Kevin Myers
Quick Facts
Biography
Kevin Myers (born 30 March 1947) is an Irish journalist and writer. He writes for the Irish edition of The Sunday Times, having previously been a columnist for the Irish Independent and a former contributor to both The Irish Times, where he wrote the "An Irishman's Diary" opinion column several times weekly, and the UK Sunday Telegraph.
His articles criticise left-wing opinion and the "liberal consensus", sometimes incorporating hyperbole, sarcasm and parody.
Biography
Myers was born to an Irish emigrant family in Leicester, England, where his father was a general practitioner. He attended Ratcliffe College, a Catholic independent school. Myers was accepted by University College Dublin (UCD), where he subsequently obtained a degree in History in 1969. He began to work as a journalist for Irish broadcaster RTÉ, and reported from Northern Ireland during the height of the Troubles from 1971 to 1978. In the 1980s, he covered the Lebanese Civil War, and in the 1990s the Bosnian War. Otherwise he has been based in Dublin and Liverpool.
Myers is married and lives in County Kildare. He is the brother-in-law of TV presenter, producer and UK Big Brother housemate Anna Nolan.
Style
Aid to Africa
In July 2008, Myers wrote an article arguing that providing aid to Africa only results in increasing its population, and its problems. This produced strong reactions, with the Immigrant Council of Ireland making an official complaint to the Garda Síochána alleging incitement to hatred.

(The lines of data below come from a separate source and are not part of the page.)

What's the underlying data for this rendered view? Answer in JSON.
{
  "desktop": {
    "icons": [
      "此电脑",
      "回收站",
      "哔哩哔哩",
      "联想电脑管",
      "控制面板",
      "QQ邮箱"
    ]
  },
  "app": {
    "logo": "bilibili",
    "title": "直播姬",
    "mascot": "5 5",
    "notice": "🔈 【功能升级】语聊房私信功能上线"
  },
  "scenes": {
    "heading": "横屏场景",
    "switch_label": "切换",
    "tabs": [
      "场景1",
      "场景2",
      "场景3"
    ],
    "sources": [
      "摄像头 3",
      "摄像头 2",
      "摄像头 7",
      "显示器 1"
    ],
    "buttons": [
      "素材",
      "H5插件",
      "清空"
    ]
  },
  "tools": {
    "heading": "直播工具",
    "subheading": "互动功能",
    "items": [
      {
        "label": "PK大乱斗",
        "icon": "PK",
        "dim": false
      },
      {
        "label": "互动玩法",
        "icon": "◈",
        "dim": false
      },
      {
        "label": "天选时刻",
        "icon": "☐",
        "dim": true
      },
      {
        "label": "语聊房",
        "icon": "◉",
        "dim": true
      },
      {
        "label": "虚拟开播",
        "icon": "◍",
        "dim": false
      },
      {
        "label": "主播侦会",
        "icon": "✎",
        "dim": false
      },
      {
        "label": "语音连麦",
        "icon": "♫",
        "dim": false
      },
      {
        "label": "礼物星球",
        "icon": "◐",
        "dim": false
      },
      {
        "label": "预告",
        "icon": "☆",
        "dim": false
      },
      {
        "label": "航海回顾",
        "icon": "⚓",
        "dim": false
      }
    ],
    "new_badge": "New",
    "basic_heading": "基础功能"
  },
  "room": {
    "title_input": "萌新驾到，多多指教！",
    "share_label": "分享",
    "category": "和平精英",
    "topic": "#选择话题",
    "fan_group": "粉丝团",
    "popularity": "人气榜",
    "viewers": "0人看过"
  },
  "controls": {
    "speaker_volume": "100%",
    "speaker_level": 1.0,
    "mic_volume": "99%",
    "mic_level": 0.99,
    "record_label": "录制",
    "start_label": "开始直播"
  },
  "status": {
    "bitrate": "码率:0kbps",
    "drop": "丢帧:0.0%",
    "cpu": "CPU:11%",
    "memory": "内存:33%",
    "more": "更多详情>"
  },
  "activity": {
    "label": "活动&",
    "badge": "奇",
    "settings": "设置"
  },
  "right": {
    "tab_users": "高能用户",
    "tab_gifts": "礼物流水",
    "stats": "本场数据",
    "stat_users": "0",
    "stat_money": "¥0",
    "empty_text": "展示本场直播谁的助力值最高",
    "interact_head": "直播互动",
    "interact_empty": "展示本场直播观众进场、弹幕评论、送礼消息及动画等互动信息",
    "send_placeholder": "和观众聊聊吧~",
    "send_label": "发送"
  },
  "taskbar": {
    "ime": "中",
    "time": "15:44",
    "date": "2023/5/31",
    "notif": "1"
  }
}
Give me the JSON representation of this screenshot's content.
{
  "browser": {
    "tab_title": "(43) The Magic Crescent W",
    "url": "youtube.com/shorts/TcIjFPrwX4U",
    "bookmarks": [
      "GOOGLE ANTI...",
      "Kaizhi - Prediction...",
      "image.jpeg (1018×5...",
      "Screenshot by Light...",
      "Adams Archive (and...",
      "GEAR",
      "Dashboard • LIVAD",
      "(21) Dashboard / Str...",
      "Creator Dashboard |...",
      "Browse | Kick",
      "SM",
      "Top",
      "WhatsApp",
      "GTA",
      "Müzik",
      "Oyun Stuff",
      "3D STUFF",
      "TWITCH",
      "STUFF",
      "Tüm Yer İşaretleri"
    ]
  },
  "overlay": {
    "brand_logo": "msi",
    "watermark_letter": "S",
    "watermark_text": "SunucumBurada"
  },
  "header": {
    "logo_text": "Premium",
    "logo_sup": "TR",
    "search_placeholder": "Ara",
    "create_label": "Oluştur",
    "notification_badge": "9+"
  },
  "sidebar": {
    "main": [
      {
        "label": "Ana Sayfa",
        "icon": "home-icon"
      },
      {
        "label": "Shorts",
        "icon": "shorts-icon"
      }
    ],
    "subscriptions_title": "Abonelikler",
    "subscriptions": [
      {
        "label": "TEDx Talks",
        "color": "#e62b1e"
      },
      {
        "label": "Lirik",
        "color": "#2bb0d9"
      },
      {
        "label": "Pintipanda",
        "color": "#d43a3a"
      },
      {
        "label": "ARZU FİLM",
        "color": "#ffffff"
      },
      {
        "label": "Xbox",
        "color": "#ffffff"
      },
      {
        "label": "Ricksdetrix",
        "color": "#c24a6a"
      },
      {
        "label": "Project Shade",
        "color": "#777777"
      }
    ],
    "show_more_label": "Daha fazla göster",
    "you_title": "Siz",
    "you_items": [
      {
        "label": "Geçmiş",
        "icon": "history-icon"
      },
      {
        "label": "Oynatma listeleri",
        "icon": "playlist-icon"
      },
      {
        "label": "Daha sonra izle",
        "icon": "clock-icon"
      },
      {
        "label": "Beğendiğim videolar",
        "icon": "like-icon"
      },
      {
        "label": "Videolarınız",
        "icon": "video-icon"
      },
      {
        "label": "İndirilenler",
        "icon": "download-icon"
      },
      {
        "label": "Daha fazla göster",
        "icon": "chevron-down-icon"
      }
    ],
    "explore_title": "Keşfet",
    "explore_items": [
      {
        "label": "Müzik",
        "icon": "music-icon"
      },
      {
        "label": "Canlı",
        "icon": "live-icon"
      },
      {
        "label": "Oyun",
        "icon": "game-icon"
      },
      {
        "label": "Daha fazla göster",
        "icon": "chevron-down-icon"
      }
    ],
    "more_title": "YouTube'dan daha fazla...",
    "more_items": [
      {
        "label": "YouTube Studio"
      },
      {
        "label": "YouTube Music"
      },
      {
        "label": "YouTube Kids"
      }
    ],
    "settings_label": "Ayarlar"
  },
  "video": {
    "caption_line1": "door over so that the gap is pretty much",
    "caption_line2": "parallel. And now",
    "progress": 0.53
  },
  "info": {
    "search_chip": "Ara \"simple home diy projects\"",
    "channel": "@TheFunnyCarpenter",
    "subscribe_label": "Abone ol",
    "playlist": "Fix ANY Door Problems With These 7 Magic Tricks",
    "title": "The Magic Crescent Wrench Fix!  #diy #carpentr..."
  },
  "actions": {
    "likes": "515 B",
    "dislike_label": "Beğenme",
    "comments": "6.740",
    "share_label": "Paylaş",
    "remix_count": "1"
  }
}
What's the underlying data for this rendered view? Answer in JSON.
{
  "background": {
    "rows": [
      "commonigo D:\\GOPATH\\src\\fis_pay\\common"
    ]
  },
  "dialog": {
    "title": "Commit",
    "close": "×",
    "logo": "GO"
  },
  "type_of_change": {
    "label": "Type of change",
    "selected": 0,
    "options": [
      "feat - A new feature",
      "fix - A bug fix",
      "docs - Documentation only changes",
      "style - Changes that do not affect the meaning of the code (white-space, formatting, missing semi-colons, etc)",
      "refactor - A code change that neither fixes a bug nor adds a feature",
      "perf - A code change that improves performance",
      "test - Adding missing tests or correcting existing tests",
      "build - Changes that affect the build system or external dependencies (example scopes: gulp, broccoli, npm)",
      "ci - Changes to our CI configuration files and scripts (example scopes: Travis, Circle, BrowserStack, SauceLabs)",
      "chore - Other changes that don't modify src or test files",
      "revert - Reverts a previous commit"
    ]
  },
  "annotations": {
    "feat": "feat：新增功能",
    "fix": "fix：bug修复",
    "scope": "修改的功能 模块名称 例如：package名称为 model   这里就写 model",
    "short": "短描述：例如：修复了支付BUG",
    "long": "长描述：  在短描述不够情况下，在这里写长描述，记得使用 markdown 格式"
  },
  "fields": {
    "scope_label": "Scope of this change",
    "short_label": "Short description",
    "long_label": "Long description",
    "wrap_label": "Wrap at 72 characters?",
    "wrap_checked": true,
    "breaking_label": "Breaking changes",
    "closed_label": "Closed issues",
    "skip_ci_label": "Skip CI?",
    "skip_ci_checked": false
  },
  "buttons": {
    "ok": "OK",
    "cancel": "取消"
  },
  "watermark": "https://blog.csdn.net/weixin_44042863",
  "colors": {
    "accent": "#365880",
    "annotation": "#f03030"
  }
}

Hans Zomer of Dóchas, an association of NGOs, and another complainant, took a complaint to the Press Council on the grounds that it breached four principles of the Council's Code of Practice: 1) Accuracy, 3) Fairness and Honesty, 4) Respect for Rights, and 8) Incitement to Hatred. In their case details the Press Council said:
beginning with the headline "Africa is giving nothing to anyone – apart from AIDS", the mode of presentation was marked by rhetorical extravagance and hyperbole which used the failings of some to stigmatise whole societies, employing a level of generalisation that was distorting and seriously insulting to Africans as a whole and that, ... [I]n addition the article resorted, in several instances, to language that was gratuitously offensive and was, in the view of the Press Council, likely to cause grave offence to people throughout sub-Saharan Africa and to the many Africans in particular who are now resident in Ireland. They concluded that the article did breach Principle 8 of the Code of Practice in that it was likely to cause grave offence. It did not, however, find reason to conclude that it was likely to stir-up hatred or that there was any intention to do so. They also concluded that the Council did not have clear grounds on which to make any findings in relation to the complaints under Principles 1, 3 & 4 of the Code.
— Press Council of Ireland Complainants and the Irish Independent
Other work
He was presenter of the Challenging Times television quiz show on RTÉ during the 1990s. In 2000, he published a collection of his An Irishman's Diary columns (ISBN 1-85182-575-4). In 2001, he published Banks of Green Willow, a novel, which was met with negative reviews. In 2006, he published Watching the Door (ISBN 1-84351-085-5), about his time as a journalist in Northern Ireland during the 1970s. The book received positive reviews in The Times, The Guardian, and the New Statesman, while The Independent published a more mixed review that wondered whether there was "an element of hyperbole" in Myers' account.
He is member of the Film Classification Appeals Board (formerly known as the Censorship Board) and a regular contributor to radio programmes on Newstalk 106, particularly Lunchtime with Eamon Keane and The Right Hook. He has regularly appeared on The Last Word on Today FM.